Intervenção no RJ enfrenta pressão internacional e questionamentos jurídicos


19/03/2018 - helio batista

Rio de Janeiro – Militares seguem operando na favela da Rocinha para combater confrontos entre facções de traficantes de drogas (Fernando Frazão/Agência Brasil)

“Esperamos que o STF declare inconstitucional o decreto

[de intervenção militar no RJ]

, e que enquanto isso o Judiciário local aja firmemente para evitar violações de direitos”, diz o advogado Rafael Custódio, coordenador da área de Violência Institucional da ONG Conectas Direitos Humanos.

A ONG é uma das mais de 40 organizações da sociedade civil e movimentos sociais que no início de março protocolaram representação solicitando à Procuradora Geral da República, Raquel Dodge, que ela ingresse no STF com ação apontando as inconstitucionalidades do decreto presidencial 9288/2018. Na sexta-feira, 16, o ministro Ricardo Lewandowski encaminhou outra Ação de Inconstitucionalidade contra a intervenção ao plenário da Corte Suprema.

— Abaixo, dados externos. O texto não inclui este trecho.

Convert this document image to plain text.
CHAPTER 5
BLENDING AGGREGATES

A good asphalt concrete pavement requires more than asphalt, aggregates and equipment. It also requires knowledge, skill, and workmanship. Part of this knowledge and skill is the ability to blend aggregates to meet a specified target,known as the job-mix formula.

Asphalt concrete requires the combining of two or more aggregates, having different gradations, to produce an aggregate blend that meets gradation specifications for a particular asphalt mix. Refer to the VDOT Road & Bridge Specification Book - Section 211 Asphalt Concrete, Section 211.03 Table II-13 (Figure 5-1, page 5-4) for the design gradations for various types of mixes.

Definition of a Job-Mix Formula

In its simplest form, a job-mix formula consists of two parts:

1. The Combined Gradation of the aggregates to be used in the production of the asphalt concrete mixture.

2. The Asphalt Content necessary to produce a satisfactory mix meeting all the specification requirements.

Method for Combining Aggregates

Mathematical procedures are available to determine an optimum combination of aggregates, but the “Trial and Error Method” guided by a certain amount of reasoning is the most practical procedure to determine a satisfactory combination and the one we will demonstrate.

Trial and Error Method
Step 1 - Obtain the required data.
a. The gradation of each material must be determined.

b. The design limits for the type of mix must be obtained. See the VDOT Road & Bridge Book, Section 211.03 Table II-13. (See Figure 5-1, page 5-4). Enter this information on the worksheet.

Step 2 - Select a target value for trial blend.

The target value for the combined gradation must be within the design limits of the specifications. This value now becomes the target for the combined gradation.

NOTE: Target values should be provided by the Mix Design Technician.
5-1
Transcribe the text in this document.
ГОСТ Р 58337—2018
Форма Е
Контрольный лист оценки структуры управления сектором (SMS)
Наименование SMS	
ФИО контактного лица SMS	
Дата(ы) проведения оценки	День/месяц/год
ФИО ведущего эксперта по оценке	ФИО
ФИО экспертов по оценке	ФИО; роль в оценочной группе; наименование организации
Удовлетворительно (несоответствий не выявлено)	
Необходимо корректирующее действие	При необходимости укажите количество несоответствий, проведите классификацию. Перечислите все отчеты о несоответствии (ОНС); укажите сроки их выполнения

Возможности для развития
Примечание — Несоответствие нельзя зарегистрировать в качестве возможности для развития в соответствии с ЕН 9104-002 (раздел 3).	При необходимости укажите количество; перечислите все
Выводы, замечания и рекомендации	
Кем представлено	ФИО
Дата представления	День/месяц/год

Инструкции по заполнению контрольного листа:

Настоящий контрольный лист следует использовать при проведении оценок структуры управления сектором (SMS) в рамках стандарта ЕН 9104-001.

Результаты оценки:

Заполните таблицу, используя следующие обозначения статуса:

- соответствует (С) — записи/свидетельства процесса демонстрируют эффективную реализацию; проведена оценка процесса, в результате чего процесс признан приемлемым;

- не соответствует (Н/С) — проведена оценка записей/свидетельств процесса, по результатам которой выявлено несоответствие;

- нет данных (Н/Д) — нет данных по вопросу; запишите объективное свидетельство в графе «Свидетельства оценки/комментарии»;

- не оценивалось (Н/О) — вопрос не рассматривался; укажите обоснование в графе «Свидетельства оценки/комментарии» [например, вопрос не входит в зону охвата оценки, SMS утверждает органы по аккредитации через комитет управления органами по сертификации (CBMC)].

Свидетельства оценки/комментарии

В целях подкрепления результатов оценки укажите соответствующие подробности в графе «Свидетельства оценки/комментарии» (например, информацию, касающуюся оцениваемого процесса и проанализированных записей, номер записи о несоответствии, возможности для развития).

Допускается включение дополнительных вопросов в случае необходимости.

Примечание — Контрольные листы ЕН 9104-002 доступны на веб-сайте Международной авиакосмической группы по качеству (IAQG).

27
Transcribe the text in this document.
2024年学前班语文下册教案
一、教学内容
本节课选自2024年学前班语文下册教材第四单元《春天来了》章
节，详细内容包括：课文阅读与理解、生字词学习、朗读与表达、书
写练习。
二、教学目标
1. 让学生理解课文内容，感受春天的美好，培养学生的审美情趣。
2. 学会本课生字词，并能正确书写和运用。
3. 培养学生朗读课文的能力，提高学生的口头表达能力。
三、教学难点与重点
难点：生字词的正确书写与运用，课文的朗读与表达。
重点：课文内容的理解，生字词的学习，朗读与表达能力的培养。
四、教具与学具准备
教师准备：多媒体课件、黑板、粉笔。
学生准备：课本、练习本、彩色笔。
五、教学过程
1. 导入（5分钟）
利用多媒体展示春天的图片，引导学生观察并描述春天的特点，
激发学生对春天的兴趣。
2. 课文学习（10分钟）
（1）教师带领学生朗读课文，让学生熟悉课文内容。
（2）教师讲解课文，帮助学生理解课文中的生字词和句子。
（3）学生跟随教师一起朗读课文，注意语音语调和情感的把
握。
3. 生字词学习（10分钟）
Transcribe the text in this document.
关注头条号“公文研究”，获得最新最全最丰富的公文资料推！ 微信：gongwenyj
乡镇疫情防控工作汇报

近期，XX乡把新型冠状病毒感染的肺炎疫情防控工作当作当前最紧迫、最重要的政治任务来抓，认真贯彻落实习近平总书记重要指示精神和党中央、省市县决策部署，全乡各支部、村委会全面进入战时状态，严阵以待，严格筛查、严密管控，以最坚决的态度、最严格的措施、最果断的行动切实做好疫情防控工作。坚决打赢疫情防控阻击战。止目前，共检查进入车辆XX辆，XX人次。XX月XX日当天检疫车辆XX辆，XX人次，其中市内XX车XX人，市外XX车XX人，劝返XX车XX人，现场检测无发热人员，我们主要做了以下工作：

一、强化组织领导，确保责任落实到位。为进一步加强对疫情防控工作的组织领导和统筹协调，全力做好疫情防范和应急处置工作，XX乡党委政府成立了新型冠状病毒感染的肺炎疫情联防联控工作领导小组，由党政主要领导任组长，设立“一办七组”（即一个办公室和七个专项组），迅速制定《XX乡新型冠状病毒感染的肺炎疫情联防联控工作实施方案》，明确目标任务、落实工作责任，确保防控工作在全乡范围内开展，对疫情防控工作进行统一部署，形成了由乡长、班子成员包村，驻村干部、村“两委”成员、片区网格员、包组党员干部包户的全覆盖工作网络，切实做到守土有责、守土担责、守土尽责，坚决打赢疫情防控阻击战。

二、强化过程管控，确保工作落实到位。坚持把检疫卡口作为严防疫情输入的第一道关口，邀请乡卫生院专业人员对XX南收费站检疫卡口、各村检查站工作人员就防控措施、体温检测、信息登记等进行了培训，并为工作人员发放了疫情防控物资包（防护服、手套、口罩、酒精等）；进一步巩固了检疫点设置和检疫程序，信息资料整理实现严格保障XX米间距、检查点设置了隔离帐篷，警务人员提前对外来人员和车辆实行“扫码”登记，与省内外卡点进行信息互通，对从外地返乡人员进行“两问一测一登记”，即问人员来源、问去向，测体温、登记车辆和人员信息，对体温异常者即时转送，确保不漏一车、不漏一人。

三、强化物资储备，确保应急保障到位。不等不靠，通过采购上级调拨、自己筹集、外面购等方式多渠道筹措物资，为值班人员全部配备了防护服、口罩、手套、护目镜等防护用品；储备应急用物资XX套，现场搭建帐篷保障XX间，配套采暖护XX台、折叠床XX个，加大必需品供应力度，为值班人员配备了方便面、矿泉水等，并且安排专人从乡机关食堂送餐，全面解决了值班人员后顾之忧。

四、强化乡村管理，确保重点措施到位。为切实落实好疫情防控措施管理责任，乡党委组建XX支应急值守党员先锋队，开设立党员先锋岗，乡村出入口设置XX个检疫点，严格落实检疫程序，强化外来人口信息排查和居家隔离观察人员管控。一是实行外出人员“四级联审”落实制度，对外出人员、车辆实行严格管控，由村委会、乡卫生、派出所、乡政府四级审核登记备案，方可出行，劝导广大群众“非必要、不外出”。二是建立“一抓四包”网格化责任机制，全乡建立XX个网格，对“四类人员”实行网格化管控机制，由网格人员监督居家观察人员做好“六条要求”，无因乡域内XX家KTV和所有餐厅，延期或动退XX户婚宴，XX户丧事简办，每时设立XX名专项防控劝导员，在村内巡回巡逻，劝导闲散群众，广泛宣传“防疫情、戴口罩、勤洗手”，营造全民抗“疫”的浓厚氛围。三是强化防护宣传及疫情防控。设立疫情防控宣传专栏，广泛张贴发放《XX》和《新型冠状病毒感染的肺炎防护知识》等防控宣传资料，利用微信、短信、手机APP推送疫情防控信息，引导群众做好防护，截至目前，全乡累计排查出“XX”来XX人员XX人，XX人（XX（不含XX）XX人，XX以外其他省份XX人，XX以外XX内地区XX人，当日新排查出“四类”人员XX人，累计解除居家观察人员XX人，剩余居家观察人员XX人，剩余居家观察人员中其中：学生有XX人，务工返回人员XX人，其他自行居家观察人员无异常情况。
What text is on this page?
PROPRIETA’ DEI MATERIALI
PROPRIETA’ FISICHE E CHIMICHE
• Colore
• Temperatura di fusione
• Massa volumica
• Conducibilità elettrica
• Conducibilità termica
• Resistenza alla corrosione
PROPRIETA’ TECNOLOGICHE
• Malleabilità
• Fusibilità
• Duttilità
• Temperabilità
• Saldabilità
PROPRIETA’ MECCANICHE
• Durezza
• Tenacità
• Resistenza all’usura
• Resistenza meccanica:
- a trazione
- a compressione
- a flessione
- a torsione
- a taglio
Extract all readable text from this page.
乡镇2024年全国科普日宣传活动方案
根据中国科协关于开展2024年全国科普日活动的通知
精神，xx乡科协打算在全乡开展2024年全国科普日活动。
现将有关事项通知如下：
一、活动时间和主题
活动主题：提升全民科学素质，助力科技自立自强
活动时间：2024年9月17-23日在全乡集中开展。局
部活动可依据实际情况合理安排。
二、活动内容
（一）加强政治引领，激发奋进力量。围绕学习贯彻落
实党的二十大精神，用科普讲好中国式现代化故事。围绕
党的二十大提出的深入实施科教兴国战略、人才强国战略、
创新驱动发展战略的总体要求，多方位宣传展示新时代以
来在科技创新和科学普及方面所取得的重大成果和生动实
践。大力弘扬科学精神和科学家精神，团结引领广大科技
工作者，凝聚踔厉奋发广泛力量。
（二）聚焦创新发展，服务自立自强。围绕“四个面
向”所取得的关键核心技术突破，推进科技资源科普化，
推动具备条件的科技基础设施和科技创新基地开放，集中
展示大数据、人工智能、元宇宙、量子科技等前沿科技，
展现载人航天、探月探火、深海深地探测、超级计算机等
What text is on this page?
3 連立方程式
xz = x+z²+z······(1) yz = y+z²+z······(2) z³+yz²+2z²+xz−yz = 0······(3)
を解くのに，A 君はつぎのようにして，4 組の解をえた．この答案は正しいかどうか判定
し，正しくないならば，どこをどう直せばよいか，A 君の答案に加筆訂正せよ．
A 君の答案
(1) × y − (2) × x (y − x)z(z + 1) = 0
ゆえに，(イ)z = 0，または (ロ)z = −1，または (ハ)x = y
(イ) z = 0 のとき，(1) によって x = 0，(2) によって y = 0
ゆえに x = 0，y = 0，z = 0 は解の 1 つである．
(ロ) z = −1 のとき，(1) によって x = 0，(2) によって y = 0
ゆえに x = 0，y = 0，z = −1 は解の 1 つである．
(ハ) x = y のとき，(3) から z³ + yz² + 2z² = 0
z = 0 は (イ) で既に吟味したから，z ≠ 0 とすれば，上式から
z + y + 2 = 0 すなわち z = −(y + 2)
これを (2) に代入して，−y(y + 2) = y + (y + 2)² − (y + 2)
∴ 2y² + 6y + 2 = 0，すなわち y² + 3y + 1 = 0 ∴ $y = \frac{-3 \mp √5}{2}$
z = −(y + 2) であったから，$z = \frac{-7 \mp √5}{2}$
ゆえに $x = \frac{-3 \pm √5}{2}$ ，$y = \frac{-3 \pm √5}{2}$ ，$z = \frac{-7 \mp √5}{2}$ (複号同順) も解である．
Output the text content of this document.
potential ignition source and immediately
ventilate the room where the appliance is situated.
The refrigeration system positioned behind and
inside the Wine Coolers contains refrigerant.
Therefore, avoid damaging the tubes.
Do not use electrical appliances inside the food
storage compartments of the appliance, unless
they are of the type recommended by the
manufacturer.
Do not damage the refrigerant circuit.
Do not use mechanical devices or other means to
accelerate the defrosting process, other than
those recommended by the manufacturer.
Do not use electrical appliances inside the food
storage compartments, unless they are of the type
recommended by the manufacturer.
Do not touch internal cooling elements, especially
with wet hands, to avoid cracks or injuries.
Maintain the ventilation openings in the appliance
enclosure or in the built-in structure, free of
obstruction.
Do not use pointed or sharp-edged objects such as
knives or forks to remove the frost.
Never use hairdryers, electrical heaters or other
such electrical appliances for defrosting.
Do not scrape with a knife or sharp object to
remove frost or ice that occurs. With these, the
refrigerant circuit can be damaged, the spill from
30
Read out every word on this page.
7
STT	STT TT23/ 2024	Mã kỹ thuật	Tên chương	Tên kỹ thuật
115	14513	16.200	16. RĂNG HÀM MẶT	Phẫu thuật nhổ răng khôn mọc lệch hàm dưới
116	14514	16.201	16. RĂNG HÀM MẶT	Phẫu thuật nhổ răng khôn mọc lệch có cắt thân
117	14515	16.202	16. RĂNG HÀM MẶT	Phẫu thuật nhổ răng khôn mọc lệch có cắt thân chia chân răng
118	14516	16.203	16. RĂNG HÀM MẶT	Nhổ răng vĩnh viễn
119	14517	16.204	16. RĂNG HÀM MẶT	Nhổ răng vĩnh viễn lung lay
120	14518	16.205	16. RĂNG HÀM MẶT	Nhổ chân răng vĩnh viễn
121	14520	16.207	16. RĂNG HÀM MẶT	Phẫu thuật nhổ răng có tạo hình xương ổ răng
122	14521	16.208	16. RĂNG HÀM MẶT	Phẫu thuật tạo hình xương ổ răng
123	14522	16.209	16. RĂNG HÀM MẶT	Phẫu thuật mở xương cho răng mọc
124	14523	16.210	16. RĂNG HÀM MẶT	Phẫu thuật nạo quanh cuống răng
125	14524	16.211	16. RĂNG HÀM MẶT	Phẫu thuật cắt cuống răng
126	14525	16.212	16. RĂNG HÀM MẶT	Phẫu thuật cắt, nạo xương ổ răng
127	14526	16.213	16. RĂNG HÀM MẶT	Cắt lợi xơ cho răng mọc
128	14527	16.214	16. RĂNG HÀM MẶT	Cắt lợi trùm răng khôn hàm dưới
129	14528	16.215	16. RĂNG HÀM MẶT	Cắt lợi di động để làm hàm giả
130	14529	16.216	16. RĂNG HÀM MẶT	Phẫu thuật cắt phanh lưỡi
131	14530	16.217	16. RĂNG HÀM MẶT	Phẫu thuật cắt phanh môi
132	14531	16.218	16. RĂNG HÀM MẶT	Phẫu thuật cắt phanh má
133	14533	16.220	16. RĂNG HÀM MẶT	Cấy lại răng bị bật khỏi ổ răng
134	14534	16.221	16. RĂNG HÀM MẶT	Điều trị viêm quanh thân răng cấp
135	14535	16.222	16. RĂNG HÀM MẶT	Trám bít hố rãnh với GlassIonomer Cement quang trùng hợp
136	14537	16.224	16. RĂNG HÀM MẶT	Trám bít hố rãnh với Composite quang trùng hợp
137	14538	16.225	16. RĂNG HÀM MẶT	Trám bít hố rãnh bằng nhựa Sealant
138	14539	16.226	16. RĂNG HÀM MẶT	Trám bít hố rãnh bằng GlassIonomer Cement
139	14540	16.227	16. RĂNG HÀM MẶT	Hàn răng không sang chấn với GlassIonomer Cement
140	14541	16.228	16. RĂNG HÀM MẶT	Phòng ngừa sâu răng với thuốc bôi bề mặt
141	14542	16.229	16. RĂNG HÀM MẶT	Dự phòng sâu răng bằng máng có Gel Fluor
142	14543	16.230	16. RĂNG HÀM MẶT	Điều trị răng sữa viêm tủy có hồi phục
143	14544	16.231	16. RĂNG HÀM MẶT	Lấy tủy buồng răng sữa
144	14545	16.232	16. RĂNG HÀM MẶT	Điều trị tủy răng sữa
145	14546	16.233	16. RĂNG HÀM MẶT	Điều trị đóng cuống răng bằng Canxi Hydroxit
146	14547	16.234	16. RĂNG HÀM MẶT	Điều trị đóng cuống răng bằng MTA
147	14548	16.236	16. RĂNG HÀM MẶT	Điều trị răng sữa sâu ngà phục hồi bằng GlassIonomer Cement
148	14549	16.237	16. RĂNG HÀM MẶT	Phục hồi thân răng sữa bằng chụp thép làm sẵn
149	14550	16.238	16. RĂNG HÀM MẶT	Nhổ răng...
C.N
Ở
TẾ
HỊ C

O decreto, que completou um mês no último dia 15, transferiu a segurança pública do Estado do Rio de Janeiro para o governo federal e designou como interventor o general do Exército Walter Braga Netto, comandante militar do Leste.

Para a Conectas e as demais organizações que protocolaram a representação, o decreto do presidente Michel Temer (PMDB) fere a Constituição ao atribuir a um militar funções que são exclusivas de um governador eleito. As entidades também questionam o fato de o interventor não estar sujeito às normas estaduais que conflitarem com as medidas necessárias à intervenção, conforme o artigo 3º do decreto.

Há preocupação, ainda, com os efeitos da Lei 13.491/2017, que transferiu à Justiça Militar a competência para julgar crimes dolosos contra a vida praticados por militares contra civis.

“Esse é mais um ponto que escancara a inconstitucionalidade do decreto porque, ao determinar o caráter militar do interventor, este é submetido à Justiça Militar e não à Justiça comum, eliminando qualquer tipo de controle social sobre suas ações”, aponta Custódio.

Logo depois da intervenção, declarações do comandante do Exército, General Eduardo Villas Bôas, afirmando que “militares precisam ter garantia para agir sem o risco de surgir uma nova Comissão da Verdade” aumentaram essa preocupação.

Desproporcional

Mas os questionamentos jurídicos que pesam sobre a intervenção não param por aí. As organizações ainda denunciam que o decreto fere o princípio da proporcionalidade, uma vez que não houve mudança na situação da segurança pública do Rio que justifique uma medida excepcional como a intervenção.

O Conselho da República e o Conselho de Defesa Nacional também não foram devidamente consultados antes da edição do decreto, como exige a Constituição, sendo convocados às pressas e sem a formação completa.

“Estamos em contato direto com parceiros no Rio para auxiliar no que for preciso no monitoramento das ações dos militares e  consideramos que a comunidade internacional precisa ser alertada do que está acontecendo”, afirma o advogado. “Temos realizado ações de denúncia e sensibilização para que haja pressão externa contra os abusos.”

Papel do Judiciário

No último dia 13, o escritório para América do Sul do Alto Comissariado das Nações Unidas para os Direitos Humanos (ACNUDH) e a Comissão Interamericana de Direitos Humanos (CIDH) divulgaram nota conjunta em que manifestam preocupação com o risco de violações causadas pela intervenção federal.

O comunicado adverte que o decreto não delimita claramente o alcance da medida, nem como será executada, e pede a formulação de uma política mais ampla para a questão das drogas.

Para o coordenador da Conectas, o balanço do primeiro mês mostra que a intervenção vai justamente no sentido contrário, ao empregar a lógica de “guerra” e utilizar mecanismos de criminalização dos mais pobres.

“De um lado, a intervenção comprovou ser uma medida populista – ao não apresentar qualquer resultado concreto na segurança pública – e, do outro, uma medida que na verdade agrava as tensões e conflitos com grupos armados no Estado”, afirma.

Ele aponta o número de mortos pela violência no Rio nos últimos dias, entre eles a vereadora Marielle Franco e o motorista Anderson Pereira Gomes, como uma demonstração desse agravamento.

O advogado ressalta que o Judiciário também tem um papel fundamental para impedir violações de direitos, mas não esconde a desconfiança de que a atuação desse Poder fique aquém das suas responsabilidades. “Num contexto político tão complexo como o atual, nosso receio é que haja um certo constrangimento ou recuo nesse sentido, o que seria lamentável.”